The latest sale saw him dispose of 25m shares to raise £11.4mln and slash his stake from 8.73% to 2.99%.
Terry departed the claims outsourcer last month after an outcry over a controversial share sale scheme.
He and two other Quindell directors entered into a share sale and repurchase agreement with US lender Equities First Holdings ostensibly to buy shares in the company.
Terry sold £7.5 mln of shares to the US firm in exchange for cash and the promise he would buy them back in two years’ time, but it emerged later ownership of the shares had passed over to the US firm.
After he left the company, Terry was no longer under an obligation to buy the stock back.
Quindell shares have now fallen more than 90% since their high in April when Gotham City, a short seller-backed US research house, published a scathing report on the company.
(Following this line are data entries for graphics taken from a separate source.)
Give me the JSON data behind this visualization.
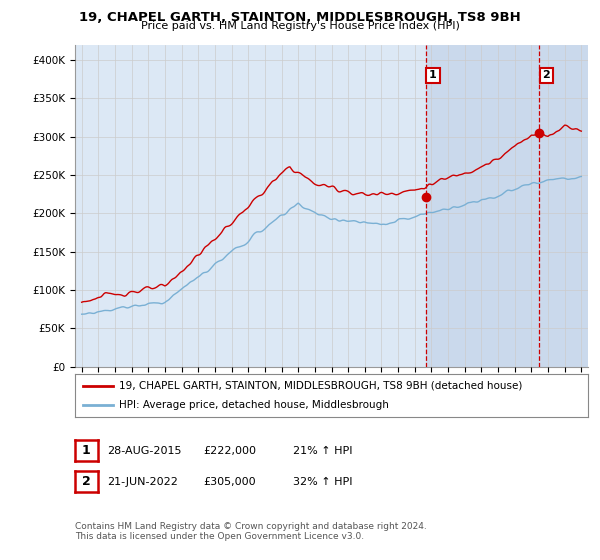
{
  "title": "19, CHAPEL GARTH, STAINTON, MIDDLESBROUGH, TS8 9BH",
  "subtitle": "Price paid vs. HM Land Registry's House Price Index (HPI)",
  "legend_entry1": "19, CHAPEL GARTH, STAINTON, MIDDLESBROUGH, TS8 9BH (detached house)",
  "legend_entry2": "HPI: Average price, detached house, Middlesbrough",
  "annotation1_date": "28-AUG-2015",
  "annotation1_price": "£222,000",
  "annotation1_hpi": "21% ↑ HPI",
  "annotation2_date": "21-JUN-2022",
  "annotation2_price": "£305,000",
  "annotation2_hpi": "32% ↑ HPI",
  "footer": "Contains HM Land Registry data © Crown copyright and database right 2024.\nThis data is licensed under the Open Government Licence v3.0.",
  "line1_color": "#cc0000",
  "line2_color": "#7ab0d4",
  "annotation_vline_color": "#cc0000",
  "grid_color": "#cccccc",
  "background_color": "#ffffff",
  "plot_bg_color": "#dce8f5",
  "shade_color": "#c8d8ec",
  "ylim": [
    0,
    420000
  ],
  "yticks": [
    0,
    50000,
    100000,
    150000,
    200000,
    250000,
    300000,
    350000,
    400000
  ],
  "ytick_labels": [
    "£0",
    "£50K",
    "£100K",
    "£150K",
    "£200K",
    "£250K",
    "£300K",
    "£350K",
    "£400K"
  ],
  "sale1_year": 2015.66,
  "sale1_price": 222000,
  "sale2_year": 2022.47,
  "sale2_price": 305000
}
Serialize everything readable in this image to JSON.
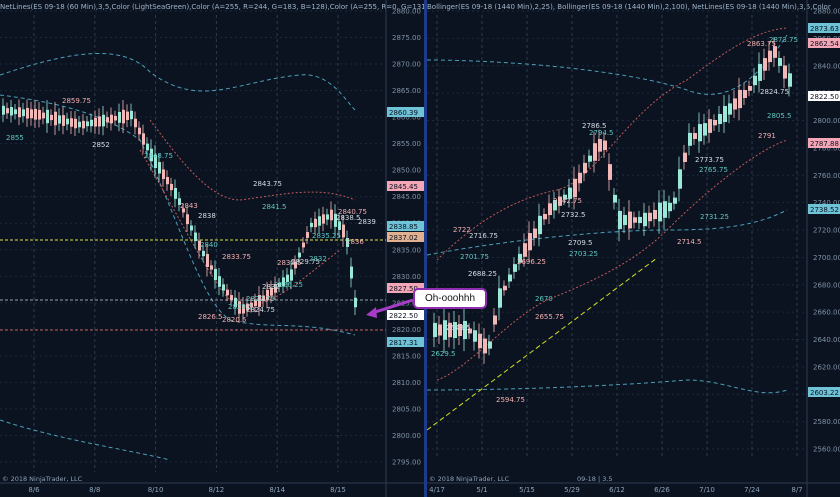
{
  "left_chart": {
    "header": "NetLines(ES 09-18 (60 Min),3,5,Color (LightSeaGreen),Color (A=255, R=244, G=183, B=128),Color (A=255, R=0, G=131,",
    "copyright": "© 2018 NinjaTrader, LLC",
    "y_ticks": [
      "2880.00",
      "2875.00",
      "2870.00",
      "2865.00",
      "2860.00",
      "2855.00",
      "2850.00",
      "2845.00",
      "2840.00",
      "2835.00",
      "2830.00",
      "2825.00",
      "2820.00",
      "2815.00",
      "2810.00",
      "2805.00",
      "2800.00",
      "2795.00"
    ],
    "x_ticks": [
      "8/6",
      "8/8",
      "8/10",
      "8/12",
      "8/14",
      "8/15"
    ],
    "price_tags": [
      {
        "text": "2860.39",
        "color": "#6fc3d6"
      },
      {
        "text": "2845.45",
        "color": "#f3a6b6"
      },
      {
        "text": "2838.85",
        "color": "#6fc3d6"
      },
      {
        "text": "2837.02",
        "color": "#e0b090"
      },
      {
        "text": "2827.50",
        "color": "#f3a6b6"
      },
      {
        "text": "2822.50",
        "color": "#ffffff"
      },
      {
        "text": "2817.31",
        "color": "#6fc3d6"
      }
    ],
    "annotations": [
      "2855",
      "2859.75",
      "2852",
      "2848.75",
      "2843",
      "2838",
      "2840",
      "2833.75",
      "2832",
      "2829.5",
      "2826.5",
      "2824.75",
      "2822.75",
      "2820.5",
      "2843.75",
      "2841.5",
      "2835.5",
      "2829.75",
      "2826.25",
      "2840.75",
      "2838.5",
      "2835.25",
      "2836",
      "2839",
      "2832"
    ]
  },
  "right_chart": {
    "header": "Bollinger(ES 09-18 (1440 Min),2,25), Bollinger(ES 09-18 (1440 Min),2,100), NetLines(ES 09-18 (1440 Min),3,5,Color",
    "copyright": "© 2018 NinjaTrader, LLC",
    "bar_info": "09-18 | 3.5",
    "y_ticks": [
      "2880.00",
      "2860.00",
      "2840.00",
      "2820.00",
      "2800.00",
      "2780.00",
      "2760.00",
      "2740.00",
      "2720.00",
      "2700.00",
      "2680.00",
      "2660.00",
      "2640.00",
      "2620.00",
      "2600.00",
      "2580.00",
      "2560.00"
    ],
    "x_ticks": [
      "4/17",
      "5/1",
      "5/15",
      "5/29",
      "6/12",
      "6/26",
      "7/10",
      "7/24",
      "8/7"
    ],
    "price_tags": [
      {
        "text": "2873.63",
        "color": "#6fc3d6"
      },
      {
        "text": "2862.54",
        "color": "#f3a6b6"
      },
      {
        "text": "2822.50",
        "color": "#ffffff"
      },
      {
        "text": "2787.88",
        "color": "#f3a6b6"
      },
      {
        "text": "2738.52",
        "color": "#6fc3d6"
      },
      {
        "text": "2603.22",
        "color": "#6fc3d6"
      }
    ],
    "annotations": [
      "2873.75",
      "2863.75",
      "2824.75",
      "2805.5",
      "2791",
      "2773.75",
      "2765.75",
      "2742.75",
      "2732.5",
      "2731.25",
      "2722",
      "2716.75",
      "2701.75",
      "2696.25",
      "2688.25",
      "2670",
      "2655.75",
      "2643.5",
      "2629.5",
      "2594.75",
      "2709.5",
      "2703.25",
      "2714.5",
      "2786.5",
      "2794.5"
    ]
  },
  "callout": {
    "text": "Oh-ooohhh",
    "border_color": "#8e2db0",
    "arrow_color": "#a83cc8"
  },
  "trendline_color": "#d4e020"
}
Quindell consistently denied the claims and won an uncontested libel action against Gotham City.
This afternoon, it also unveiled contract renewals, which it said, demonstrated its offerings remains attractive to the insurance industry.
Swinton Group, one of the UK's largest insurance brokers, signed a multi-year contract renewal with the firm, while it also inked a contract renewal with Insurethebox - the UK's largest provider of telematics insurance.
Shares in the firm slumped 23% today to 35p.